Eğer dokunduğum nesnelerin geçmişini bilme ve hayvanlar ile konuşabilme arasında seçme şansım olsaydı dokunduğum nesnelerin geçmişini bilmeyi isterdim. Parmağımın ucuyla geçmişe, kimselerin bilmediği sırlara dokunmak kim bilir ne kadar heyecanlı olurdu.
Eşyaların hafızası var mıdır?
Facebook’ta İngiliz Havayollarının bir uçağıyla seyahat eden bazı yolcuların, uçak belirli bir yüksekliğe ulaştığında korkunç hayaller görmesiyle ilgili bir yazı okumuştum. İngiliz Havayolları şirketi, uçağın her seferinin ardından bazı yolcuların devamlı şikayeti üzerine koltuklarla ilgili araştırma başlatıyordu. Araştırmanın sonunda şikayetçi olan yolcuların oturdukları koltukların, daha önce düşen bir uçağın sağlam kalan ve yeniden kullanılan koltukları olduğu ortaya çıkıyordu. Araştırmaya katılan bazı uzmanlar, eşyanın da hafızası olduğunu, yolcuların korkunç hayaller görmesinin de uçak koltuklarının hafızasından kaynaklandığını ileri sürüyordu.

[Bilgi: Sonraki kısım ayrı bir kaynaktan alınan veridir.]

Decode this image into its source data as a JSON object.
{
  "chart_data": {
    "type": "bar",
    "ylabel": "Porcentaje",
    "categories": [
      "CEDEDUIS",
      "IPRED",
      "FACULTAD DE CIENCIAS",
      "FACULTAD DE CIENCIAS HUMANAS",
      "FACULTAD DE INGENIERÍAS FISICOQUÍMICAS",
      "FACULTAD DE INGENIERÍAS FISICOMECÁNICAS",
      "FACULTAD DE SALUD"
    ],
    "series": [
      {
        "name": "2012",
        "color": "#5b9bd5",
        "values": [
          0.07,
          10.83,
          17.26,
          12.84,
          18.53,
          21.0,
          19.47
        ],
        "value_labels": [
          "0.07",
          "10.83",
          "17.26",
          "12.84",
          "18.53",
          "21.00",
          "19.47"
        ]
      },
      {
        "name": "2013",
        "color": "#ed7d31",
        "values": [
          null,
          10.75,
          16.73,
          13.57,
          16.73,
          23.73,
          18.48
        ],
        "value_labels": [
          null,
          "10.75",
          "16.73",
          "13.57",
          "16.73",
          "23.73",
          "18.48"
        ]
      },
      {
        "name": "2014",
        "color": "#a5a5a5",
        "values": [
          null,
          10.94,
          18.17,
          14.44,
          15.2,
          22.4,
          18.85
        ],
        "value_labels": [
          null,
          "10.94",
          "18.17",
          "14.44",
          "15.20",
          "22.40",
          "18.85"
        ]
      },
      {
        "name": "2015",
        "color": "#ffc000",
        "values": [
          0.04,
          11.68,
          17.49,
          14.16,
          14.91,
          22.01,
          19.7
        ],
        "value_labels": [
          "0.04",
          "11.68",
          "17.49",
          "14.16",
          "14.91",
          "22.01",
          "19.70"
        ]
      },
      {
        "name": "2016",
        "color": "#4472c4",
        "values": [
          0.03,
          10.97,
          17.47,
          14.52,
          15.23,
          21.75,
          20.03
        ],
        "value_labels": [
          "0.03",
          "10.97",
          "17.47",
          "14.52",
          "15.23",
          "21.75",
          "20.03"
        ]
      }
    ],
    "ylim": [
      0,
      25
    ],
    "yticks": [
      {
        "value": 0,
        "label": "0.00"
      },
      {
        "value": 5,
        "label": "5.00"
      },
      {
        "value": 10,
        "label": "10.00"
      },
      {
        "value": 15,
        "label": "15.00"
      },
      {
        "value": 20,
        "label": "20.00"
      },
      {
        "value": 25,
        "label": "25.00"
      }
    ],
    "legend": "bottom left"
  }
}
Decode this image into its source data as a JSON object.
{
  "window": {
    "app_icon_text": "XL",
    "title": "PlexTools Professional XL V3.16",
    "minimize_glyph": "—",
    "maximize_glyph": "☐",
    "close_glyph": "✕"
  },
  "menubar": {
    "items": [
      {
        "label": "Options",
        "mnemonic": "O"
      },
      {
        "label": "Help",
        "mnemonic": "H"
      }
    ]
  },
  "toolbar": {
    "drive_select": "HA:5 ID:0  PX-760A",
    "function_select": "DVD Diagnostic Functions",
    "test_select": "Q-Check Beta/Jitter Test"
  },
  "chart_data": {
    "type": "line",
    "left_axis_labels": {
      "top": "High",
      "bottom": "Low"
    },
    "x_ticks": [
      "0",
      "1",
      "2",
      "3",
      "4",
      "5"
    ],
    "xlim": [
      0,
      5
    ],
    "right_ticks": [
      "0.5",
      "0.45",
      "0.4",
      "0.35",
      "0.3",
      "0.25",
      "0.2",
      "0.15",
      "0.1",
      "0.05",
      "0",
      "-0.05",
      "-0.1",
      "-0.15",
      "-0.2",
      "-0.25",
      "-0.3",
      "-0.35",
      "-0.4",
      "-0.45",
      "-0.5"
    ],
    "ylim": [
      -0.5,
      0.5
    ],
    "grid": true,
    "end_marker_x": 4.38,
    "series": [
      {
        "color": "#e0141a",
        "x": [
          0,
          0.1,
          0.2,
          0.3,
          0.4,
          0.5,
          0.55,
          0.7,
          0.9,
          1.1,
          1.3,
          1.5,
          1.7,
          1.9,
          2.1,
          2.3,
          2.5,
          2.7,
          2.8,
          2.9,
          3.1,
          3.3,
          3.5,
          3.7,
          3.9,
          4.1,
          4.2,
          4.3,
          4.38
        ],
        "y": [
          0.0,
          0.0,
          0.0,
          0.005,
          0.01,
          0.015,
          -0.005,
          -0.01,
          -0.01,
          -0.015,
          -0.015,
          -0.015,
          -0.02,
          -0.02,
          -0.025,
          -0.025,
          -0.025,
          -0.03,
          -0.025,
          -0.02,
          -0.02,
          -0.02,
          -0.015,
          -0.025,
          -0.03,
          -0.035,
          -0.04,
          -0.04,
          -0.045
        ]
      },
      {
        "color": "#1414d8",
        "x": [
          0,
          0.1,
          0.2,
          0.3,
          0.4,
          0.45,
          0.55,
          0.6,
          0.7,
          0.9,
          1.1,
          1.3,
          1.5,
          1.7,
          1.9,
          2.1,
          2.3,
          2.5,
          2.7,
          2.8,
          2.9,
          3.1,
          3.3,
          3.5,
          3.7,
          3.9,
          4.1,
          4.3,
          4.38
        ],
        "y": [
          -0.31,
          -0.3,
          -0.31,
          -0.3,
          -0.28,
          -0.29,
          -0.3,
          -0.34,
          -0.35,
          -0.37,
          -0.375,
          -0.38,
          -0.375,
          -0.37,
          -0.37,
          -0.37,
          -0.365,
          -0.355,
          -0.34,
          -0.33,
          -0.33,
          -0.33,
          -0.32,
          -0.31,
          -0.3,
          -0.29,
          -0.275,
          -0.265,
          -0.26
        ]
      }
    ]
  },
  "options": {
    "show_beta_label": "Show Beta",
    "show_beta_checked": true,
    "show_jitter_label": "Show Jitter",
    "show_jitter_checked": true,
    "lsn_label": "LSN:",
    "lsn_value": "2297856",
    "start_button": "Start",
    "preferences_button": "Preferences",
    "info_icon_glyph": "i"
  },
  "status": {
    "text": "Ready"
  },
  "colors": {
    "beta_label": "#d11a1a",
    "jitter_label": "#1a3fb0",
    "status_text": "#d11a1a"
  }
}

Ben, eşyaların hafızası olduğuna inanıyorum. Eminim insanların yaşadıkları, kullandıkları eşyalar üzerinde iz bırakıyordur. İşte bu yüzden dokunduğum nesnelerin geçmişini bilmek istiyorum.
Düşünsenize bir müzeye gidiyorsunuz, bir resme ya da bir heykele parmağınızın ucuyla dokunuyorsunuz ve sahip olduğunuz sihirli güçle sanatçının o eseri nasıl yaptığını, yaparken neler yaşadığını, ne kadar yorulduğunu görüyorsunuz.

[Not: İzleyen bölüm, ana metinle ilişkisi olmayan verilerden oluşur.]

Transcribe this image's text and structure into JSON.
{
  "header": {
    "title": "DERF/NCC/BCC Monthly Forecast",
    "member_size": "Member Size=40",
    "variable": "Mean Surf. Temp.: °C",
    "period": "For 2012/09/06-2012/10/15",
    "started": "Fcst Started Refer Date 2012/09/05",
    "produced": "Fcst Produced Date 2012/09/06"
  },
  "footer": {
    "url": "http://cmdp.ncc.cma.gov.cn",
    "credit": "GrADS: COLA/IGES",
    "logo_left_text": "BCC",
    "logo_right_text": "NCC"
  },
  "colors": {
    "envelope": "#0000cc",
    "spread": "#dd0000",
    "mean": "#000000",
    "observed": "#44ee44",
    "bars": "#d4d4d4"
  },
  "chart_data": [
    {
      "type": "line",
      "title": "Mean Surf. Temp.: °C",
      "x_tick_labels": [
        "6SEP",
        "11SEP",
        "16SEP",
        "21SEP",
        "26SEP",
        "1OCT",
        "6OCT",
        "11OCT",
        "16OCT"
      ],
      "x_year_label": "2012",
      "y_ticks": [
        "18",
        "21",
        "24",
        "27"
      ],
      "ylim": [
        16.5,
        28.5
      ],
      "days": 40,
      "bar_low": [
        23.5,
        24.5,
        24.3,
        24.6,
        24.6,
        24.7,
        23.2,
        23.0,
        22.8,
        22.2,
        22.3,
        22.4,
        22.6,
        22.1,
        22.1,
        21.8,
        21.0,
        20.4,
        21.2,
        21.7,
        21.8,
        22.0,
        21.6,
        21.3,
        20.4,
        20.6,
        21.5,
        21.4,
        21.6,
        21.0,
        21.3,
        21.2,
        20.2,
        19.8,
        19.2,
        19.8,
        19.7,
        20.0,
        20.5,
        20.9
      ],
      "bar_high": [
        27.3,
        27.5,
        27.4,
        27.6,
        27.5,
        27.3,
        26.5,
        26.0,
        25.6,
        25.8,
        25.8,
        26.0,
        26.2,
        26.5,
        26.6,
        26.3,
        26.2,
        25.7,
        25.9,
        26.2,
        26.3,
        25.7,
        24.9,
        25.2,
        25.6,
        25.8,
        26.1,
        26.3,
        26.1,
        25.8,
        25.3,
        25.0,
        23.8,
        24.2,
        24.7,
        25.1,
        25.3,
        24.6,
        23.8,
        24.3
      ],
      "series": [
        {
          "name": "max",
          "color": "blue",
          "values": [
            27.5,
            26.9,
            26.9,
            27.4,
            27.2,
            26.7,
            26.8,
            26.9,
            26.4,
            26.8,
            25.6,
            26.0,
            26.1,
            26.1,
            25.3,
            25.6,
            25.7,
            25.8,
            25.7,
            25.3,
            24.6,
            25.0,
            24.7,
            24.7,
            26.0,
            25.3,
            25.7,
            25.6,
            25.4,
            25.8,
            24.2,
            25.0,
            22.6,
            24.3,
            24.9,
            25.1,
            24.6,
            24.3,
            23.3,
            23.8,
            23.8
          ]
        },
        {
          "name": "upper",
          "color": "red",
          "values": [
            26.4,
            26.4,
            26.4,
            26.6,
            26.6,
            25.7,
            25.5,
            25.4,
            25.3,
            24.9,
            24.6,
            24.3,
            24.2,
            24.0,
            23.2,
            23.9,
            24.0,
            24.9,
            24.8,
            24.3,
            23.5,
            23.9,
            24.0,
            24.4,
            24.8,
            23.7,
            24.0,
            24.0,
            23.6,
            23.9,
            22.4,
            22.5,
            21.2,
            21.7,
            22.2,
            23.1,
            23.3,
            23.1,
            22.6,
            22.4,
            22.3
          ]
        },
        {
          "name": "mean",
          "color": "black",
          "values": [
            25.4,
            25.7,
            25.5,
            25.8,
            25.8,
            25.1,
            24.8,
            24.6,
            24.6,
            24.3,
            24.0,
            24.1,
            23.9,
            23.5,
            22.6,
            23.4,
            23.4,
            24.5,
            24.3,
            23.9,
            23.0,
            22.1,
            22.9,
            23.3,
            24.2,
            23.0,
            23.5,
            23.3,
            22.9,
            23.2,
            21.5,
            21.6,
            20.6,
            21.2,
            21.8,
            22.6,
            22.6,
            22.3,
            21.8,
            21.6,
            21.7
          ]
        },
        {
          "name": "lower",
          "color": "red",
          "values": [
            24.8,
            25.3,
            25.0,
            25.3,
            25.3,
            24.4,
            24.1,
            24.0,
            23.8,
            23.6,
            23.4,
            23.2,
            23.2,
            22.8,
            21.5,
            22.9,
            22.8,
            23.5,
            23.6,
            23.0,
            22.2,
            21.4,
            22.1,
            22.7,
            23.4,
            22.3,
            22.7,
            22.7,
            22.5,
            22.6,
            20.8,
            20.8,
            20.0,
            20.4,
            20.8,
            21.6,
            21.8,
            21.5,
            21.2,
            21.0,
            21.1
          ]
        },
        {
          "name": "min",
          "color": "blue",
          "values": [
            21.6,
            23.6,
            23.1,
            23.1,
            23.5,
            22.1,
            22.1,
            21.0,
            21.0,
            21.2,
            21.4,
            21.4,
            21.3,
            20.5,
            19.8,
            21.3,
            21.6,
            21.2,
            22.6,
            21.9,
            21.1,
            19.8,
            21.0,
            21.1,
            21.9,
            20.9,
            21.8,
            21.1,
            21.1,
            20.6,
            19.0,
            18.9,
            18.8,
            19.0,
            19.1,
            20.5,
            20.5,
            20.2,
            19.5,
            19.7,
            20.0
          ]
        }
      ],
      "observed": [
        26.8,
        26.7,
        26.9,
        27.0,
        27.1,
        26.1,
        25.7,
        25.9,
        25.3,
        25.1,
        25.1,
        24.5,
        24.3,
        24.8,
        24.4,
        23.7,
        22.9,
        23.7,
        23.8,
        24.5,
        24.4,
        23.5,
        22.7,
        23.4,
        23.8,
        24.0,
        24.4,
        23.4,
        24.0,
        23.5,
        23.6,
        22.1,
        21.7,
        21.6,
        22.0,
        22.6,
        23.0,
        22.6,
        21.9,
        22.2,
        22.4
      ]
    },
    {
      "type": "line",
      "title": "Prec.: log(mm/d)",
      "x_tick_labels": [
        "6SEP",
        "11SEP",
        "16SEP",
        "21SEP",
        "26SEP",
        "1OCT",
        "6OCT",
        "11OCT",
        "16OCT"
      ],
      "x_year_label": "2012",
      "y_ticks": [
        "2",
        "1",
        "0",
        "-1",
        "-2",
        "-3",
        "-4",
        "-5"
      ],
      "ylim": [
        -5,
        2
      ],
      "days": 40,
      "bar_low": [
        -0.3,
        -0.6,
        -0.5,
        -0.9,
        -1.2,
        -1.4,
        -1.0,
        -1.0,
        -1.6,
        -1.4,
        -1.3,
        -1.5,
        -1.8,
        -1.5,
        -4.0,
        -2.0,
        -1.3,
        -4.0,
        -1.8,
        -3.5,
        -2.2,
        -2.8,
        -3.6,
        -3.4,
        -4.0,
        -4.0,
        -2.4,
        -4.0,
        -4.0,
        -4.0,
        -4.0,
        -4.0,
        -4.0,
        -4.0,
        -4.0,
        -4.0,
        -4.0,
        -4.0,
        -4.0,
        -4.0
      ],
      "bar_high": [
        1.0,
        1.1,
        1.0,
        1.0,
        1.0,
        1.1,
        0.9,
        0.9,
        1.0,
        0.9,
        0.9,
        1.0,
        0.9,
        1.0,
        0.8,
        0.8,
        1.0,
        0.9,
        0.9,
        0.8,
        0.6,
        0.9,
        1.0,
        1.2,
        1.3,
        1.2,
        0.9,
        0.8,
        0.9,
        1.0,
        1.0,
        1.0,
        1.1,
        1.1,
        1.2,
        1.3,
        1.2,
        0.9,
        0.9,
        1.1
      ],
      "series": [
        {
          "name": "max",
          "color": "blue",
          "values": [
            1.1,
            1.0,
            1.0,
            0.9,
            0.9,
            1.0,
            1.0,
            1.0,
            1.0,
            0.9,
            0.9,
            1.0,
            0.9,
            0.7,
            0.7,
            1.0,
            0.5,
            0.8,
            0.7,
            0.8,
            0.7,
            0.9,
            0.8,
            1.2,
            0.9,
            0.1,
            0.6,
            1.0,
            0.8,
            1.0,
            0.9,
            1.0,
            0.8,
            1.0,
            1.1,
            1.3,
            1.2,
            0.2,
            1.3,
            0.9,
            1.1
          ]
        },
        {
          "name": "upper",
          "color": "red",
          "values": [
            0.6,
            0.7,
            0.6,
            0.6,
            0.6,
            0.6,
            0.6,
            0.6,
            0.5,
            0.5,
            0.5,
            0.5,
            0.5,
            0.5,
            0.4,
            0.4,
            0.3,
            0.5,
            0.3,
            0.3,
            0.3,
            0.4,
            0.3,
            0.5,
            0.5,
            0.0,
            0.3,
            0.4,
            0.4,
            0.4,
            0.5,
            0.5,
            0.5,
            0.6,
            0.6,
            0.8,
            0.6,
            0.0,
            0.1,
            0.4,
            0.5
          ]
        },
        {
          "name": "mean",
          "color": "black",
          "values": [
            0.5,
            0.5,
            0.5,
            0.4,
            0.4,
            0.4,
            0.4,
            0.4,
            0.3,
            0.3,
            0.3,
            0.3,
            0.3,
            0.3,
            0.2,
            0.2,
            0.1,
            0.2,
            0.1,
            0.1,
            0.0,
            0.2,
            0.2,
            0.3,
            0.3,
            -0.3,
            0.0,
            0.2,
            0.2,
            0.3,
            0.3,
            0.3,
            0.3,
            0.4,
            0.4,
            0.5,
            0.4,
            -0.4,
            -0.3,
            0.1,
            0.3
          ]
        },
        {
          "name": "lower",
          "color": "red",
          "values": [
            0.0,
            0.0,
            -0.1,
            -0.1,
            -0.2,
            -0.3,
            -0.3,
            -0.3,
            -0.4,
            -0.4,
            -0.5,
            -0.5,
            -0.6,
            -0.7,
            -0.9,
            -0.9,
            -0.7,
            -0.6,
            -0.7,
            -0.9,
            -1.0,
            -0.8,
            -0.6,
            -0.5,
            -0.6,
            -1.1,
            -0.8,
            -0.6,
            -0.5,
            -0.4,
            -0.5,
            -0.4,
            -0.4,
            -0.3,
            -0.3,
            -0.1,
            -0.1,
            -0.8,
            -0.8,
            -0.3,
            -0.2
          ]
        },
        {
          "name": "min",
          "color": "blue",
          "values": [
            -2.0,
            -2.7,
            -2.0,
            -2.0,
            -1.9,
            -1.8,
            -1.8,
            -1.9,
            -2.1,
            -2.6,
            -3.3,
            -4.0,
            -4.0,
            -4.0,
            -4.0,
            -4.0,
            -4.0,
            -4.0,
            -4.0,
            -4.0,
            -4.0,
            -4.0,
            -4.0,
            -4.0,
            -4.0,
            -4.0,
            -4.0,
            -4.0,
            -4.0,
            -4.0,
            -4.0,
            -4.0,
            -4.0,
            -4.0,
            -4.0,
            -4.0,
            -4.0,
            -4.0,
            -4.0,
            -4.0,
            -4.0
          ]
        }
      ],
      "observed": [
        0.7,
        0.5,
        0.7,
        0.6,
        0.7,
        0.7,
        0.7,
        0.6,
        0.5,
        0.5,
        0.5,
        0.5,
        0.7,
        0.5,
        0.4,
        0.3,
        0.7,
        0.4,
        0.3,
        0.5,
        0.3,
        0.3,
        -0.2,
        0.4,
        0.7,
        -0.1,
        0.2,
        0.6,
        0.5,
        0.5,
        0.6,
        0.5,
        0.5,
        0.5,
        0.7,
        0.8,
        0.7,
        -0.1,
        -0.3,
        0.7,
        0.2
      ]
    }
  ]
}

Mısır’daki piramitlerin yapımında kullanılan taşlara dokunmak ve piramitlerin nasıl yapıldıklarının sırrını bilmek isterdim. Binlerce yıl önce o kocaman taşları nasıl üst üste yerleştirip piramit şeklini verdiklerini bir dokunuşumla keşfedebilirdim. Mumyalar da keşfetmek istediğim sırlardan biri.
Annemin hala sakladığı bebeklik eşyalarıma dokunup birkaç aylıkken nasıl olduğumu öğrenmek de çok ilginç olurdu. Hepimizin bebeklik fotoğrafları, videoları var ama kendinizi o haldeyken görmeyi istemez miydiniz?
Sanırım en eğlencelisi okul sıralarına dokunmak olurdu. Kaç öğrencinin sınav esnasında sıraya gözyaşı döktüğünü, kimlerin isminin baş harflerini sıraya kazıdıklarını ve sıraların etrafında ne dedikodular döndüğünü öğrenebilirdim.
Eski aynalara dokunmak da çok farklı olurdu. O aynalara kimlerin baktığını, kimlerin aynadaki hayalleriyle neler konuştuğunu, suratlarını ne hallere soktuklarını, ne kadar ağladıklarını ve ne kadar güldüklerini görebilirdim.
Ama restoranlar, lavabolar ve halka açık çoğu yere gitmek kabus gibi olurdu. Elimdeki çatalın daha önce kaç kişinin ağzına girdiğini, kaç kere yere düştüğünü ve hangi yemeklere değdiğini şahsen bilmek istemezdim.
Peki nesnelere dokunarak en çok neyi bilmek isterdim?
Hollandalı ressam Jan van Eyck’in tablolarını nasıl bu kadar ayrıntılı yapabildiğini öğrenmek isterdim. Örneğin Eyck’in 1434’te yaptığı “Arnolfili’nin Evlenmesi” adlı tablosu. Tüccar Arnolfili ile eşinin arkasındaki duvarda yansımalarının ve hatta ressamın da göründüğü bir ayna vardır. Ressamın nasıl bu kadar ayrıntılı çalıştığı hala çözülememiş. Fotoğraf gibi. İşte o tabloya dokunup, ayrıntıların gizemini çözmek en büyük hayalim.
Bir de ünlü Amerikalı şair Edgar Allan Poe’nun Annabell Lee adlı şiirini nasıl yazdığını görmek
isterdim. Poe, ölmeden bir süre önce Annabell Lee’nin de dahil olduğu çoğu şiirini kaybolmasınlar diye el yazısıyla çoğaltıp birkaç arkadaşına dağıtmış. İşte Poe’nun üstüne elleriyle o güzel şiirini yazdığı kağıda dokunmak ve Annabell Lee’nin yaşadığı deniz ülkesini nasıl hayal ettiğini bilmek isterdim.